C-2a vs C-2b have totally different fix paths (kernel-handle-list bug vs
scheduler-fairness bug), so this disambiguation is high-value. Same
observability-only pattern as 2.Q (zero semantic change). Estimated
~80-150 LOC, ~30 min to implement + ~10 min run + report.
Alternative deferred:
- **2.U — closure / commit 2.Q patch.** Per [[iterate_2Q_signal_match_2026_05_28]]

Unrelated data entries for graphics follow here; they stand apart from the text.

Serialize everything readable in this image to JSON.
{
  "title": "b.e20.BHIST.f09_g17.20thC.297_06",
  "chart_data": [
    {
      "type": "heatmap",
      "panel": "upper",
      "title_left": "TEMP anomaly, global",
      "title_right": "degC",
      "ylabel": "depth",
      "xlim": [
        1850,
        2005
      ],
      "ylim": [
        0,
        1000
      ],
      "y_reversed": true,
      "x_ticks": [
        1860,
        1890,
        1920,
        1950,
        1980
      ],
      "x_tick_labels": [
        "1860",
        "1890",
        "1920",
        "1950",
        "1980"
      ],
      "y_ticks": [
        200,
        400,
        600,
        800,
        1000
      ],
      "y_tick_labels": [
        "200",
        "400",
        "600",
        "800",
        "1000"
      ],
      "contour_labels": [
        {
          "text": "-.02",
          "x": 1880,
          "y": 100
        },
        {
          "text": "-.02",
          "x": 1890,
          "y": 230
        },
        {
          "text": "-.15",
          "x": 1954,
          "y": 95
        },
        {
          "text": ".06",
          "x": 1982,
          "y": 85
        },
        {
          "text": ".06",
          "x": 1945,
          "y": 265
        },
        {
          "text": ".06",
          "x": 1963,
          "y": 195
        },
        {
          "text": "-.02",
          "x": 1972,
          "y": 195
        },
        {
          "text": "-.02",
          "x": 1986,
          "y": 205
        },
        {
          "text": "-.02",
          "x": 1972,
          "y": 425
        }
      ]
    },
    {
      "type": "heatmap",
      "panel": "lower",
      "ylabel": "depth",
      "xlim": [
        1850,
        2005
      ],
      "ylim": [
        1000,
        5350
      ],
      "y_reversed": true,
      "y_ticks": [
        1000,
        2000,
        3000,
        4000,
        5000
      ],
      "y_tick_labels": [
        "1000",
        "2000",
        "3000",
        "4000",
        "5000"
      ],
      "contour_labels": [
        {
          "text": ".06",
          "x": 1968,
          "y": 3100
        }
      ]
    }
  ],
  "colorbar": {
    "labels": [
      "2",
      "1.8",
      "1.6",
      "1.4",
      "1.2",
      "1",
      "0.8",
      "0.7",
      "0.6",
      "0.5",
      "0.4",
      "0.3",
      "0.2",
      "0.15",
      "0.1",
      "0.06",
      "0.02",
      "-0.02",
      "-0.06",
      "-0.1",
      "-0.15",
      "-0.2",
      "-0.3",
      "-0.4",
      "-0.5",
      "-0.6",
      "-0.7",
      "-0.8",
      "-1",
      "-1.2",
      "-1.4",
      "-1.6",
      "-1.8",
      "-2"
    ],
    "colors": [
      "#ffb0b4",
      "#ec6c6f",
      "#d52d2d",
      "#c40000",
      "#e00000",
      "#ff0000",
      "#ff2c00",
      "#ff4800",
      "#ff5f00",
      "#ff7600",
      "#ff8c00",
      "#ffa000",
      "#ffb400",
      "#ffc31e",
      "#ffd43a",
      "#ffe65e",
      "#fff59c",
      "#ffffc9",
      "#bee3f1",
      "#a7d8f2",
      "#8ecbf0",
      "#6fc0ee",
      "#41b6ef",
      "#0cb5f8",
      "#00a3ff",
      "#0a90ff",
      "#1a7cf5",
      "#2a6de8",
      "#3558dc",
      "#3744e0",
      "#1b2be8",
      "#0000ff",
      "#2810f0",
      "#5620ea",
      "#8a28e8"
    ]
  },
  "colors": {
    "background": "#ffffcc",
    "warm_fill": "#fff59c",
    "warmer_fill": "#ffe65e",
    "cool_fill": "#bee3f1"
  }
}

the patch is uncommitted in working tree. Commit hygiene if no immediate
follow-up work needed.
- **2.V — canary `signal.match` mirror (~30-60 LOC C++).** Adds parity
for cross-engine SID diff (per AUDIT-062 wrong-slot vs missing-producer
question). Higher long-term ROI but lower than 2.T's immediate
disambiguation value.
**Recommended:** 2.T first (~30-40 min total), then commit 2.Q + 2.T
together as a single observability batch.
## Artifacts
Under `xenia-rs/audit-runs/iterate-2S-longbudget-signal-match/`:
- `ours-cold.jsonl` (28.7 MB, 121,605 events, 500M-instr quiet run)
- `ours-cold.stdout.log` (empty — quiet mode)
- `ours-cold.stderr.log` (single 2.M emission notice line — bit-equivalent
to 2.Q's stderr)
- `exit-thread-state.json` (9651 bytes; bit-identical to 2.M/2.N/2.Q —
13 threads + 10 wedge entries)
- `writer-report.md` (this file)
Engine HEAD `e6d43a23ac393004d2e5adf2f0395fd0b5e6448b` + uncommitted
diff sha256 `e81a4b84224ab07330a0af259589e928` (2.Q `signal.match` patch
+ prior retained 2.F/2.H/2.L/2.M patches). xenia-canary UNCHANGED.